The indecomposable projective objects of $ T(A)$ are $ \underline{Hom_A}(,X)$ for any indecomposable nonprojective object $ X$ and this is noninjective if and only if $ X$ has codominant dimension equal to zero. So assume in the following that $ X$ is nonprojective with codominant dimension zero (meaning that the projective cover of $ X$ is not injective).
Auslander and Reiten showed (see for example their article “stable equivalence of artin algebras”) that a injective coresolution of $ \underline{Hom_A}(,X)$ is given as follows when $ 0 \rightarrow \Omega^1(X) \rightarrow P \rightarrow X \rightarrow 0$ determines the projective cover of $ X$ :
$ 0 \rightarrow \underline{Hom_A}(,X) \rightarrow Ext_A^1(,\Omega^1(X)) \rightarrow Ext_A^1(,P) \rightarrow Ext_A^1(,X) \rightarrow Ext_A^2(,\Omega^1(X)) \rightarrow Ext_A^2(,P) \rightarrow Ext_A^2(,X) \rightarrow Ext_A^3(,\Omega^1(X)) ….$
Questions:

In general this injective coresolution will not be minimal.

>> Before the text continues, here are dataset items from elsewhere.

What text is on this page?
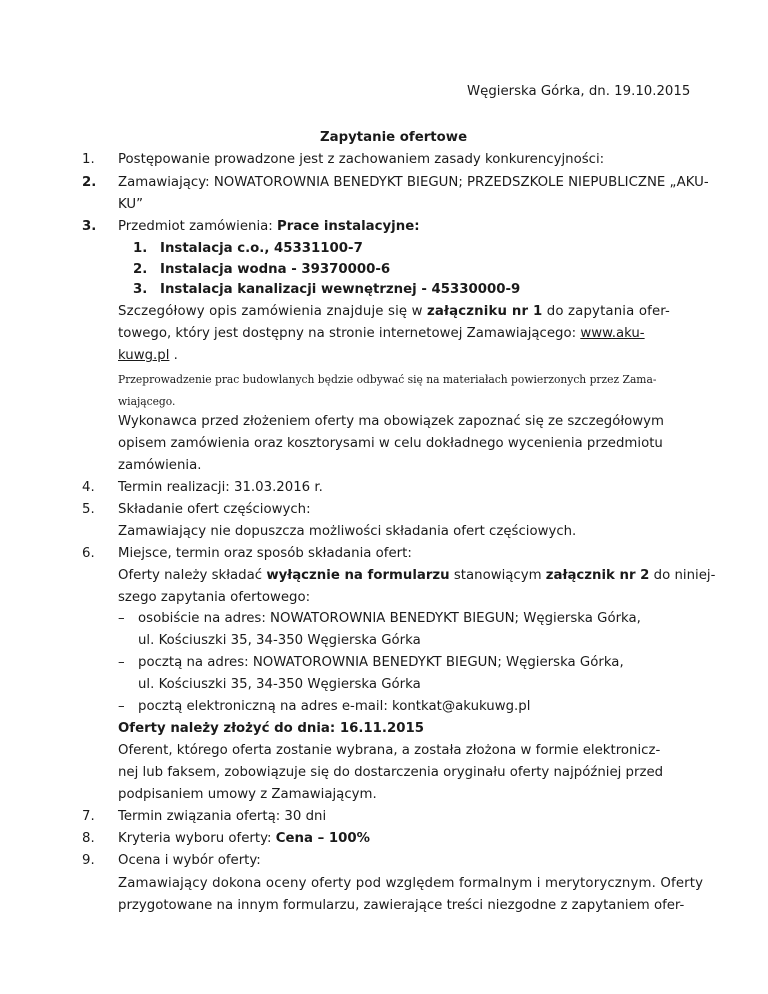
Węgierska Górka, dn. 19.10.2015
Zapytanie ofertowe
1. Postępowanie prowadzone jest z zachowaniem zasady konkurencyjności:
2. Zamawiający: NOWATOROWNIA BENEDYKT BIEGUN; PRZEDSZKOLE NIEPUBLICZNE „AKU-
KU”
3. Przedmiot zamówienia: Prace instalacyjne:
1. Instalacja c.o., 45331100-7
2. Instalacja wodna - 39370000-6
3. Instalacja kanalizacji wewnętrznej - 45330000-9
Szczegółowy opis zamówienia znajduje się w załączniku nr 1 do zapytania ofer-
towego, który jest dostępny na stronie internetowej Zamawiającego: www.aku-
kuwg.pl .
Przeprowadzenie prac budowlanych będzie odbywać się na materiałach powierzonych przez Zama-
wiającego.
Wykonawca przed złożeniem oferty ma obowiązek zapoznać się ze szczegółowym
opisem zamówienia oraz kosztorysami w celu dokładnego wycenienia przedmiotu
zamówienia.
4. Termin realizacji: 31.03.2016 r.
5. Składanie ofert częściowych:
Zamawiający nie dopuszcza możliwości składania ofert częściowych.
6. Miejsce, termin oraz sposób składania ofert:
Oferty należy składać wyłącznie na formularzu stanowiącym załącznik nr 2 do niniej-
szego zapytania ofertowego:
– osobiście na adres: NOWATOROWNIA BENEDYKT BIEGUN; Węgierska Górka,
ul. Kościuszki 35, 34-350 Węgierska Górka
– pocztą na adres: NOWATOROWNIA BENEDYKT BIEGUN; Węgierska Górka,
ul. Kościuszki 35, 34-350 Węgierska Górka
– pocztą elektroniczną na adres e-mail: kontkat@akukuwg.pl
Oferty należy złożyć do dnia: 16.11.2015
Oferent, którego oferta zostanie wybrana, a została złożona w formie elektronicz-
nej lub faksem, zobowiązuje się do dostarczenia oryginału oferty najpóźniej przed
podpisaniem umowy z Zamawiającym.
7. Termin związania ofertą: 30 dni
8. Kryteria wyboru oferty: Cena – 100%
9. Ocena i wybór oferty:
Zamawiający dokona oceny oferty pod względem formalnym i merytorycznym. Oferty
przygotowane na innym formularzu, zawierające treści niezgodne z zapytaniem ofer-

Is it known what the minimal injective coresolution looks like?

When is the above injective coreslution minimal (or at least minimal until the first term is zero)? I suppose that this is for example the case when $ P$ and $ \Omega^1(X)$ are indecomposable.

Is there are formula for calculation the injective dimension of $ \underline{Hom_A}(,X)$ or at least when it is finite?

In case every indecomposable summand of $ X, P$ and $ \Omega^1(X)$ has infinite injective dimension, does also $ \underline{Hom_A}(,X)$ has infinite injective dimension?